Setor de ensino superior privado reage a ajuste fiscal do governo Dilma

O ajuste fiscal do segundo governo Dilma Rousseff provocou um curtocircuito no mercado de ensino superior privado, cuja expansão foi uma das marcas do primeiro mandato da presidente (Folha de S.Paulo)

Com ações desabando na Bolsa, empresas do setor pressionam o Ministério da Educação a rever portaria editada no apagar das luzes de 2014 para endurecer as regras do  financiamento a estudantes.

Sem anúncio prévio ou justificativa oficial, a medida impôs uma pontuação mínima no Enem (Exame Nacional do Ensino Médio)  aos interessados em tomar recursos públicos para bancar as mensalidades da rede privada. Além disso, reduziu o fluxo de pagamentos do governo às empresas mantenedoras.

Procurado pela Folha, o Ministério da Educação afirmou que o objetivo foi aprimorar a qualidade do ensino superior, o que não  explica a restrição aos pagamentos. De uma hora para outra, as perspectivas para os negócios do setor –até então um dos mais prósperos na Bolsa– se tornaram menos luminosas.

O valor de mercado da gigante Kroton, que atende a mais de 1 milhão de alunos, caiu 18,3%, de R$ 25,2 bilhões para R$ 20,6  bilhões, em apenas 15 dias de janeiro. No caso da Ser Educacional, a queda no período chegou a 40,5%, para R$ 2,2 bilhões.
Não é difícil entender: nos últimos anos, alunos e receitas foram multiplicados com a ajuda da expansão dos gastos do Fies (Fundo de Financiamento Estudantil).Os desembolsos somaram R$ 13,7 bilhões no ano passado, ante R$ 1,1 bilhão em 2010.

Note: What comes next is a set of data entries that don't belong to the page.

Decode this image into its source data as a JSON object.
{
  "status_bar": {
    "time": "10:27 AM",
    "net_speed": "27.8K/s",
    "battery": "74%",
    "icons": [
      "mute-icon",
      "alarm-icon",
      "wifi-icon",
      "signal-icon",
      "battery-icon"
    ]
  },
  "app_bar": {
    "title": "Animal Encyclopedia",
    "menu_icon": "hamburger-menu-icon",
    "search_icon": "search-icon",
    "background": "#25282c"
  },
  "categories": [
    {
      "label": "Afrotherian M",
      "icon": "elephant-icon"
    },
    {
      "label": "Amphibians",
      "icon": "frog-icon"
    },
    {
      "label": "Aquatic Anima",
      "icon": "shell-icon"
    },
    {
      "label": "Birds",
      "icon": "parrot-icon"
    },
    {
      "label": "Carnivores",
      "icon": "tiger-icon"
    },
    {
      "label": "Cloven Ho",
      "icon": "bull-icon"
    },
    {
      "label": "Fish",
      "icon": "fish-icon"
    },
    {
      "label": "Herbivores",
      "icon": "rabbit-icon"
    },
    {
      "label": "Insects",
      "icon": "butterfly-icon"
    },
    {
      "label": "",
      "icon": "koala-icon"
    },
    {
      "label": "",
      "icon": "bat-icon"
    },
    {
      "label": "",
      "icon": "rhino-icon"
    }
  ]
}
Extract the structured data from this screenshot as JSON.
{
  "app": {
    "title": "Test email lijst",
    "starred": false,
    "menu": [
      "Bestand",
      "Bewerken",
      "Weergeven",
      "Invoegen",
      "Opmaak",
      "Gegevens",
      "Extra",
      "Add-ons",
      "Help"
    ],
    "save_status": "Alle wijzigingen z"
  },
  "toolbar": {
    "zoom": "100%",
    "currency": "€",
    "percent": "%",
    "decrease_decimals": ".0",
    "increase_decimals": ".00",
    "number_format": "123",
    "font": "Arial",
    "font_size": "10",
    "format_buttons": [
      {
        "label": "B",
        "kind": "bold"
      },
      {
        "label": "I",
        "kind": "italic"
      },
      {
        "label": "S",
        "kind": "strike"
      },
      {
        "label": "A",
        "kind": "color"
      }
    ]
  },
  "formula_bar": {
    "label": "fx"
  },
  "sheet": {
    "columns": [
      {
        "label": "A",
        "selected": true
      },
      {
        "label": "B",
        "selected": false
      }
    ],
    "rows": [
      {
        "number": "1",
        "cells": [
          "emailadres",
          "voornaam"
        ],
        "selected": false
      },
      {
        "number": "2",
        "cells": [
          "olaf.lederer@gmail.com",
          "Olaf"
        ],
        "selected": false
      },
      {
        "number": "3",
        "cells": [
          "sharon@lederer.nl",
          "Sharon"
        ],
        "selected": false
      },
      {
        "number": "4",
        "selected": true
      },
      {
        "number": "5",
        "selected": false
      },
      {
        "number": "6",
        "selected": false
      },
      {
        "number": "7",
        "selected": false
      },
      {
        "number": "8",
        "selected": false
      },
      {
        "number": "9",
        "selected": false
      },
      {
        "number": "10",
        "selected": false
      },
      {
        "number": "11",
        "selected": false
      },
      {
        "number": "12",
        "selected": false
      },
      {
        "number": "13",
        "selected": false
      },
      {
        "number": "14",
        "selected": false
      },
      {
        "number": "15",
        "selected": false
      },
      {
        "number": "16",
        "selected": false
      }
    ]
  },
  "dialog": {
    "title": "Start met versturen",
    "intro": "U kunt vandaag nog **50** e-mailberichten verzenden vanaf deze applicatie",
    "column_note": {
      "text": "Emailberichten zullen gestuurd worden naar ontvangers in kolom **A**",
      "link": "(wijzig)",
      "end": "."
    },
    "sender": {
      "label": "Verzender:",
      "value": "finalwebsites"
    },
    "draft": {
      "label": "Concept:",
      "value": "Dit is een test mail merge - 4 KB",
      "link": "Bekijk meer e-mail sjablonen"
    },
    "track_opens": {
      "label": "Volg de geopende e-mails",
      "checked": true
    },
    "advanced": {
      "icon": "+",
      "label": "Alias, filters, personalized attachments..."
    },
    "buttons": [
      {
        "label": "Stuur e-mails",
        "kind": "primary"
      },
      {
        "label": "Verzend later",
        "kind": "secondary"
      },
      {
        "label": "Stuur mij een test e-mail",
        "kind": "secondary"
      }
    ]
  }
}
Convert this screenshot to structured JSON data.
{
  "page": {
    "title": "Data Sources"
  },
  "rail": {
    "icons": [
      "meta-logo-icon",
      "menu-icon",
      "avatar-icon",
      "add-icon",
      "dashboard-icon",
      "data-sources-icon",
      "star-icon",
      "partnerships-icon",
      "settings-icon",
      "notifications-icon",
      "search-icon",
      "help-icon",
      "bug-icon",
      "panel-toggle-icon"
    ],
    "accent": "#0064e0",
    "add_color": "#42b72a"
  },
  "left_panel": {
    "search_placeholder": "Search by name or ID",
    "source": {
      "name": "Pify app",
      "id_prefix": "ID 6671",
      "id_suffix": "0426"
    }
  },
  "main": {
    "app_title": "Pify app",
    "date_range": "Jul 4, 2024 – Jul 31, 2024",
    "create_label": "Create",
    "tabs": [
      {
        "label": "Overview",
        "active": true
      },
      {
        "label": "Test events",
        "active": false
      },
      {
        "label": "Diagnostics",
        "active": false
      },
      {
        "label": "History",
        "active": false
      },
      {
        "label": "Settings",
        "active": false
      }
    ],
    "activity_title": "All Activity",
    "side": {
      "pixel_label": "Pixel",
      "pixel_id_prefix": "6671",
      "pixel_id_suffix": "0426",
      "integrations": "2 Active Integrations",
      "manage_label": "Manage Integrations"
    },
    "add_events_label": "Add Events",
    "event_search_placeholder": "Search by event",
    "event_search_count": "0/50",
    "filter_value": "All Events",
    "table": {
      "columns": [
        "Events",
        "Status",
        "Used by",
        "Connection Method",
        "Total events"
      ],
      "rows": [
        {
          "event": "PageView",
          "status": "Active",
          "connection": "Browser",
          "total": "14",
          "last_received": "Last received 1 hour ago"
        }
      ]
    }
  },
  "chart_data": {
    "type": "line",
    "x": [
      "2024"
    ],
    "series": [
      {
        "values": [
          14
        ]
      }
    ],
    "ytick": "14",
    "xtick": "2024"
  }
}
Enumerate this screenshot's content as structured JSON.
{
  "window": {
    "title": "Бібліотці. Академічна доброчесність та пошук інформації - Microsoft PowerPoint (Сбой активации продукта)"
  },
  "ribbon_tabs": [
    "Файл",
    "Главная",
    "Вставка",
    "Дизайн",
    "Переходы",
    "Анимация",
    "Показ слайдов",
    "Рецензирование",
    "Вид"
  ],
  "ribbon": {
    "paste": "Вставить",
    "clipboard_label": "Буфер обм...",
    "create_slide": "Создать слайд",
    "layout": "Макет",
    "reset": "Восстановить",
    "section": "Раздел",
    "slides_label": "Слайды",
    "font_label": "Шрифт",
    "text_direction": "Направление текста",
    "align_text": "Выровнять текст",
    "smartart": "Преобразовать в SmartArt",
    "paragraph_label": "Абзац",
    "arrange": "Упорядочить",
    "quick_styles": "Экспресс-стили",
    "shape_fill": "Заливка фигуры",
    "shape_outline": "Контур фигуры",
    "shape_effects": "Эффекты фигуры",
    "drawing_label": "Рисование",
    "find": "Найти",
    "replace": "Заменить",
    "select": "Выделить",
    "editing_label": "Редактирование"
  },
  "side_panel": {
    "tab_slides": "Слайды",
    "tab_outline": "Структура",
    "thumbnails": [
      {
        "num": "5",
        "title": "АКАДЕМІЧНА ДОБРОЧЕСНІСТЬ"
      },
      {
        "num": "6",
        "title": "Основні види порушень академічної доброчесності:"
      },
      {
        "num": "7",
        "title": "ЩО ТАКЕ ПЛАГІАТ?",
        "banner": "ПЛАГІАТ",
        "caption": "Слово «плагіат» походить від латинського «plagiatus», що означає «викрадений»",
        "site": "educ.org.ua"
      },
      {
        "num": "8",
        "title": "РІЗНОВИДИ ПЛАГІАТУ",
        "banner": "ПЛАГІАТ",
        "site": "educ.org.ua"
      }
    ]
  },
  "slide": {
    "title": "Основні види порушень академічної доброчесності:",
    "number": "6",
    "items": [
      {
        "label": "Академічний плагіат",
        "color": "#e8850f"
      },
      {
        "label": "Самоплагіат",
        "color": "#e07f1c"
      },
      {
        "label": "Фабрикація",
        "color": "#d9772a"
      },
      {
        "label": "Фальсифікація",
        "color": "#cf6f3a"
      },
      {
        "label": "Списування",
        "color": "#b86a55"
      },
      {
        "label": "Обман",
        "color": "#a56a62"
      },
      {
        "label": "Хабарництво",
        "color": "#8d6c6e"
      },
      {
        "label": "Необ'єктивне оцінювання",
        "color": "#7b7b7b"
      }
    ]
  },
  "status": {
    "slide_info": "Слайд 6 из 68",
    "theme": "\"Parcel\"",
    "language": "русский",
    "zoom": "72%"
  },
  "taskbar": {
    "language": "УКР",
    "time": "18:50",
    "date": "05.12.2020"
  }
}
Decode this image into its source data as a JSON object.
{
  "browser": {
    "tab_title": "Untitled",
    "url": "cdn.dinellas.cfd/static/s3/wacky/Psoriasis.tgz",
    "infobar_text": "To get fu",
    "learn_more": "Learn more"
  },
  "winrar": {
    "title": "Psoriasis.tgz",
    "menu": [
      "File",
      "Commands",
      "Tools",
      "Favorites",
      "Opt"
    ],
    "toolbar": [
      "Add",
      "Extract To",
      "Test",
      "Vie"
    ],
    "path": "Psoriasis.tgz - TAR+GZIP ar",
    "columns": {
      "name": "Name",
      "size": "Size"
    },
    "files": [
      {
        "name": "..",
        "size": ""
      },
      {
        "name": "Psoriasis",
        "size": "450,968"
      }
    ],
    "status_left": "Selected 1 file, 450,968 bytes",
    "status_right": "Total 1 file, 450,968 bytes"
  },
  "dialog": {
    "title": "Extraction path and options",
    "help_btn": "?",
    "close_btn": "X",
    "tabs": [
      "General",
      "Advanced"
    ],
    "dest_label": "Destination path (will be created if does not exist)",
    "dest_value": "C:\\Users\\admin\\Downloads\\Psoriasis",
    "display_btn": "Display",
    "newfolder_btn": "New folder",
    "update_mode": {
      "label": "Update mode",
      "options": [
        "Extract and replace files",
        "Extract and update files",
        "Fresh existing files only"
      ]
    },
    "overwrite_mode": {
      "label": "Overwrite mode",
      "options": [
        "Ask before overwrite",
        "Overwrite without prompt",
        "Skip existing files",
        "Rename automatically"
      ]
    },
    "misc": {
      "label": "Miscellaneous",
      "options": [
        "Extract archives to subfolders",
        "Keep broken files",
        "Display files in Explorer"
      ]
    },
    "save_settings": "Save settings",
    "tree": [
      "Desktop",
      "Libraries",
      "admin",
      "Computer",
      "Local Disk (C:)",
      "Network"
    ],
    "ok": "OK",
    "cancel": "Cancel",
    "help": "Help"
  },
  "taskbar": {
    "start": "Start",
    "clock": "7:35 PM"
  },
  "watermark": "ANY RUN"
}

No primeiro mandato de Dilma, o número de contratos de financiamento saltou de 76 mil, no último ano de Lula, para 732 mil em 2014. Agora, em tempos de reequilíbrio do Orçamento e contenção da dívida pública, essa fonte não deverá mais ser tão  generosa, ainda que Dilma tenha anunciado, como lema de seu novo governo, “Brasil, pátria educadora”.